Like dictators who feel the need to hold elections, both governments and businesses understand the importance of appearances. They hold many weapons unavailable to ordinary people, principally vast amounts of money, yet they still go to great lengths – and expense – to seek our approval and demonstrate they’re acting in our interests.
This performative grandstanding is why, for a while, Big Oil invested single-digit amounts in renewable energy, and plastered their advertisements and annual reports with images of solar farms and wind turbines.
They’ve quietly stopped doing both, but – here’s the point – they’ve done it quietly. It’s why next-stage greenwashing isn’t ‘emissions-bragging’, but ‘greenhushing’.
Businesses could have shouted ‘Shan’t’, waggled their hips and stuck out their tongues outside the COP compounds, yet they didn’t. It would ‘make them look bad’.
Instead, they flood COP meetings with paid lobbyists and PR shills, bent on subverting meaningful action, tasked with ‘changing the story’, and ‘controlling the narrative’.

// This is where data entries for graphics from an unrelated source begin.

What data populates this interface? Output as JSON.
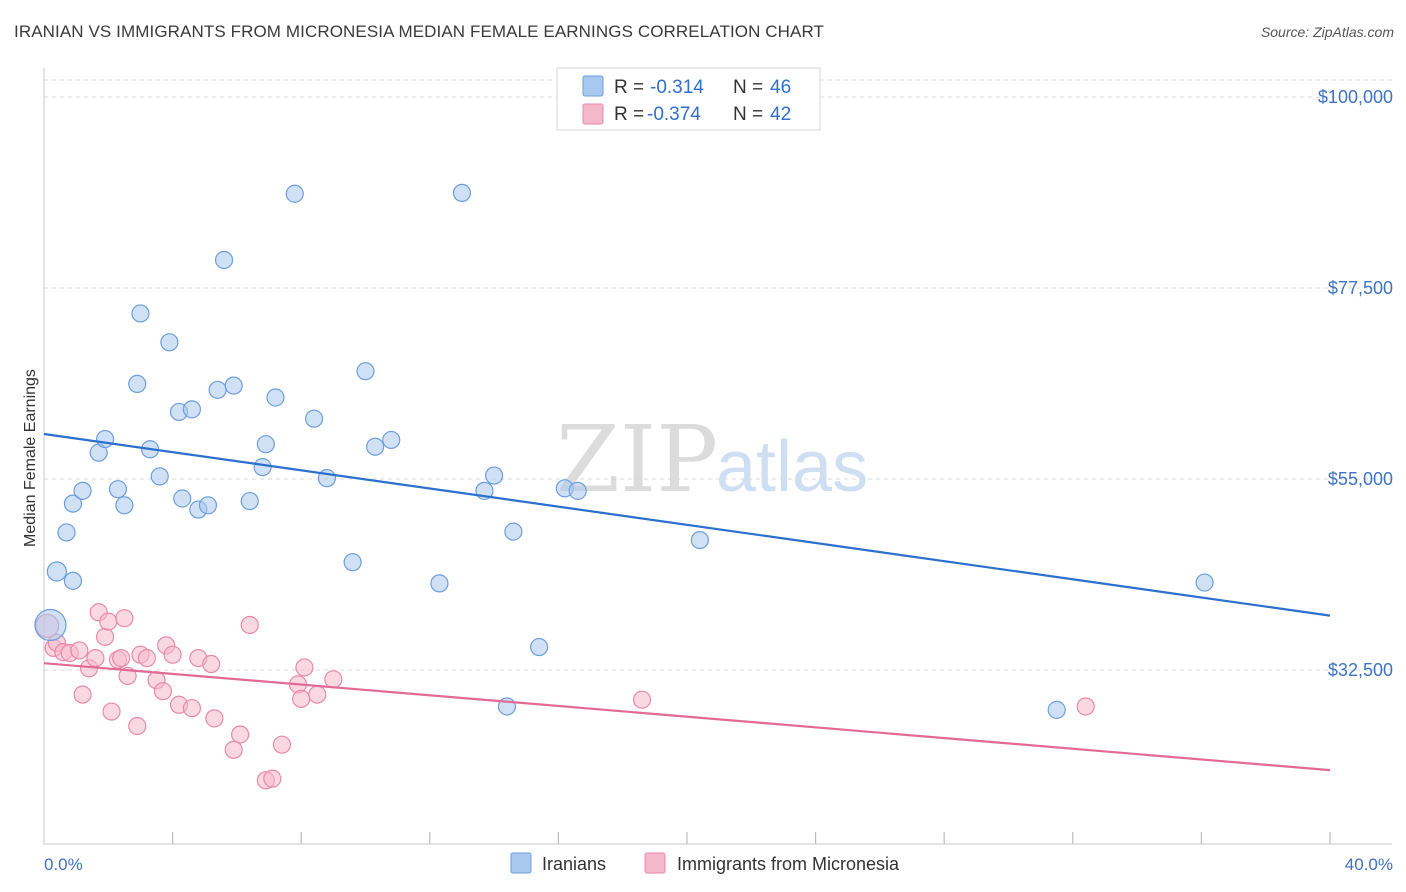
{
  "header": {
    "title": "IRANIAN VS IMMIGRANTS FROM MICRONESIA MEDIAN FEMALE EARNINGS CORRELATION CHART",
    "source": "Source: ZipAtlas.com"
  },
  "watermark": {
    "zip": "ZIP",
    "atlas": "atlas"
  },
  "legend_top": [
    {
      "r_label": "R =",
      "r_value": "-0.314",
      "n_label": "N =",
      "n_value": "46",
      "color": "#a9c8ef"
    },
    {
      "r_label": "R =",
      "r_value": "-0.374",
      "n_label": "N =",
      "n_value": "42",
      "color": "#f5b8cb"
    }
  ],
  "legend_bottom": [
    {
      "label": "Iranians",
      "color": "#a9c8ef"
    },
    {
      "label": "Immigrants from Micronesia",
      "color": "#f5b8cb"
    }
  ],
  "colors": {
    "blue_fill": "#a9c8ef",
    "blue_stroke": "#6d9fdc",
    "blue_line": "#2b6fcf",
    "pink_fill": "#f5b8cb",
    "pink_stroke": "#e98aa8",
    "pink_line": "#e26a95",
    "tick_text": "#3f73c4",
    "grid": "#d9d9d9"
  },
  "chart_data": {
    "type": "scatter",
    "title": "IRANIAN VS IMMIGRANTS FROM MICRONESIA MEDIAN FEMALE EARNINGS CORRELATION CHART",
    "xlabel": "",
    "ylabel": "Median Female Earnings",
    "xlim": [
      0,
      40
    ],
    "ylim": [
      12000,
      102000
    ],
    "x_tick_labels": [
      "0.0%",
      "40.0%"
    ],
    "y_ticks": [
      32500,
      55000,
      77500,
      100000
    ],
    "y_tick_labels": [
      "$32,500",
      "$55,000",
      "$77,500",
      "$100,000"
    ],
    "grid": true,
    "legend_position": "top-center",
    "series": [
      {
        "name": "Iranians",
        "r": -0.314,
        "n": 46,
        "trend": {
          "x": [
            0,
            40
          ],
          "y": [
            60300,
            38900
          ]
        },
        "points": [
          [
            0.2,
            37800,
            30
          ],
          [
            0.4,
            44100,
            18
          ],
          [
            0.7,
            48700,
            16
          ],
          [
            0.9,
            43000,
            16
          ],
          [
            0.9,
            52100,
            16
          ],
          [
            1.2,
            53600,
            16
          ],
          [
            1.7,
            58100,
            16
          ],
          [
            1.9,
            59700,
            16
          ],
          [
            2.3,
            53800,
            16
          ],
          [
            2.5,
            51900,
            16
          ],
          [
            2.9,
            66200,
            16
          ],
          [
            3.0,
            74500,
            16
          ],
          [
            3.3,
            58500,
            16
          ],
          [
            3.6,
            55300,
            16
          ],
          [
            3.9,
            71100,
            16
          ],
          [
            4.2,
            62900,
            16
          ],
          [
            4.3,
            52700,
            16
          ],
          [
            4.6,
            63200,
            16
          ],
          [
            4.8,
            51400,
            16
          ],
          [
            5.1,
            51900,
            16
          ],
          [
            5.4,
            65500,
            16
          ],
          [
            5.6,
            80800,
            16
          ],
          [
            5.9,
            66000,
            16
          ],
          [
            6.4,
            52400,
            16
          ],
          [
            6.8,
            56400,
            16
          ],
          [
            6.9,
            59100,
            16
          ],
          [
            7.2,
            64600,
            16
          ],
          [
            7.8,
            88600,
            16
          ],
          [
            8.4,
            62100,
            16
          ],
          [
            8.8,
            55100,
            16
          ],
          [
            9.6,
            45200,
            16
          ],
          [
            10.0,
            67700,
            16
          ],
          [
            10.3,
            58800,
            16
          ],
          [
            10.8,
            59600,
            16
          ],
          [
            12.3,
            42700,
            16
          ],
          [
            13.0,
            88700,
            16
          ],
          [
            13.7,
            53600,
            16
          ],
          [
            14.0,
            55400,
            16
          ],
          [
            14.4,
            28200,
            16
          ],
          [
            14.6,
            48800,
            16
          ],
          [
            15.4,
            35200,
            16
          ],
          [
            16.2,
            53900,
            16
          ],
          [
            16.6,
            53600,
            16
          ],
          [
            20.4,
            47800,
            16
          ],
          [
            31.5,
            27800,
            16
          ],
          [
            36.1,
            42800,
            16
          ]
        ]
      },
      {
        "name": "Immigrants from Micronesia",
        "r": -0.374,
        "n": 42,
        "trend": {
          "x": [
            0,
            40
          ],
          "y": [
            33300,
            20700
          ]
        },
        "points": [
          [
            0.1,
            37700,
            22
          ],
          [
            0.3,
            35100,
            16
          ],
          [
            0.4,
            35700,
            16
          ],
          [
            0.6,
            34600,
            16
          ],
          [
            0.8,
            34500,
            16
          ],
          [
            1.1,
            34800,
            16
          ],
          [
            1.2,
            29600,
            16
          ],
          [
            1.4,
            32700,
            16
          ],
          [
            1.6,
            33900,
            16
          ],
          [
            1.7,
            39300,
            16
          ],
          [
            1.9,
            36400,
            16
          ],
          [
            2.0,
            38200,
            16
          ],
          [
            2.1,
            27600,
            16
          ],
          [
            2.3,
            33700,
            16
          ],
          [
            2.4,
            33900,
            16
          ],
          [
            2.5,
            38600,
            16
          ],
          [
            2.6,
            31800,
            16
          ],
          [
            2.9,
            25900,
            16
          ],
          [
            3.0,
            34300,
            16
          ],
          [
            3.2,
            33900,
            16
          ],
          [
            3.5,
            31300,
            16
          ],
          [
            3.7,
            30000,
            16
          ],
          [
            3.8,
            35400,
            16
          ],
          [
            4.0,
            34300,
            16
          ],
          [
            4.2,
            28400,
            16
          ],
          [
            4.6,
            28000,
            16
          ],
          [
            4.8,
            33900,
            16
          ],
          [
            5.2,
            33200,
            16
          ],
          [
            5.3,
            26800,
            16
          ],
          [
            5.9,
            23100,
            16
          ],
          [
            6.1,
            24900,
            16
          ],
          [
            6.4,
            37800,
            16
          ],
          [
            6.9,
            19500,
            16
          ],
          [
            7.1,
            19700,
            16
          ],
          [
            7.4,
            23700,
            16
          ],
          [
            7.9,
            30800,
            16
          ],
          [
            8.0,
            29100,
            16
          ],
          [
            8.1,
            32800,
            16
          ],
          [
            8.5,
            29600,
            16
          ],
          [
            9.0,
            31400,
            16
          ],
          [
            18.6,
            29000,
            16
          ],
          [
            32.4,
            28200,
            16
          ]
        ]
      }
    ]
  }
}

COP attendees range from oil-producing nations or those captured by Big Oil vested interests, who have no intention of interrupting business as usual, to countries threatened with extinction as a result of rising sea levels, and everything in between.
There’s asymmetry between the forces of effective climate action and the vested interests clinging on to business as usual, but it works in both directions.
Big Oil is rich in money, but impoverished in stories. The stories their lobbyists and PR shills whisper in corridors, smoke-filled rooms and expensive restaurants all require suspension of disbelief at best, and lying at worst.
Those seeking a path to a sustainable future have little money, but are blessed with story riches, because the stories they tell are true, and backed by science.
We know Big Oil finds this asymmetry threatening because they go to such lengths to discredit, ignore, diminish and deflect stories that might require them to change. So great is their fear of slippery slopes, thin ends of wedges, and pebbles precipitating avalanches, they deploy their full arsenal even to retard the requirement to be honest and transparent about the size of their carbon footprint, like the EU’s CSRD.
Why? Because they know that once their real carbon footprint is publicly visible, the public will expect to see it diminish year or year.
This vulnerability is climate activists’ most powerful weapon in taking on the Three-Headed Beasts of Government, Business and Media, united below the neck by power and money.
Better stories, and the disinfectant of sunlight.